Re: Yers (was Re: Apologies)
From: | Apollo Hogan <apollo@...> |
Date: | Saturday, November 29, 2003, 0:38 |
On Fri, 28 Nov 2003, Paul Bennett wrote:
> On Fri, 28 Nov 2003 15:07:40 -0800, Apollo Hogan <apollo@...>
> wrote:
>
> > For example, I have a book printed in 1944
> > (Jordan Jovkov's "Staroplaninski Legendi".) In there, the yers are
> > silent
> > when word-final, as in Russian.
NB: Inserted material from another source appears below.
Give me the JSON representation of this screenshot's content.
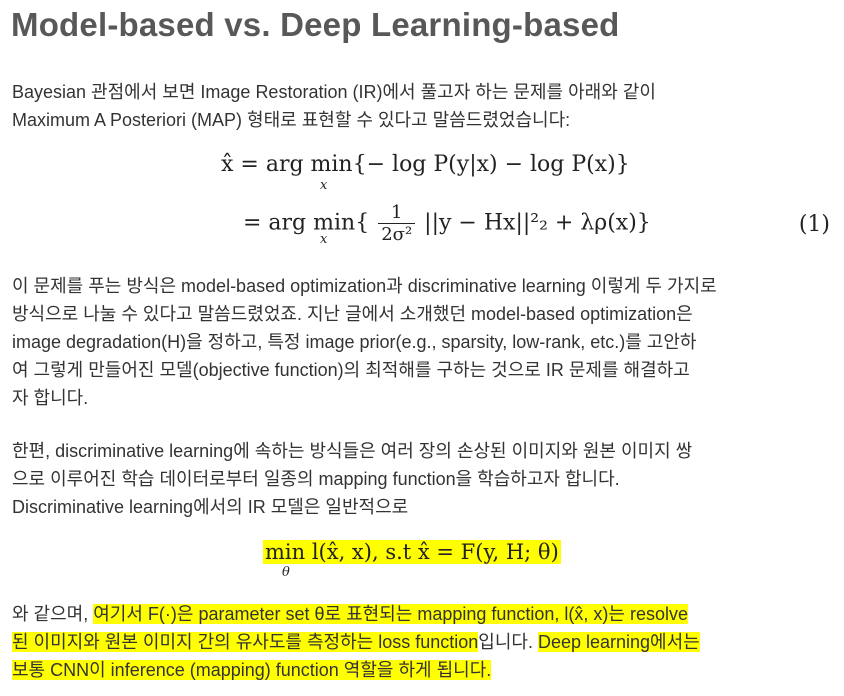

There is also still used two other
> > signs,
> > which I've forgotten the names of, so I'll draw little pictures:
> > ---
> > \ /
> > /|\ which is usually corresponds to 'yer' (but is used in 'ca' [they]
> > are)
> > / | \
> > and
> >
> > |
> > -+-
> > |
> > |\ which usually corresponds to 'e'
> > | \
> > ---
>
> If I'm reading your diagrams correctly, that's "Big Yus" and "Yat", Unicode
> U+046A/046B Ѫ/ѫ and U+0462/0463 Ѣ/ѣ repectively.
Yes, thanks. (Corresponding to OCS nasalized [o] and to OCS [&] resp.)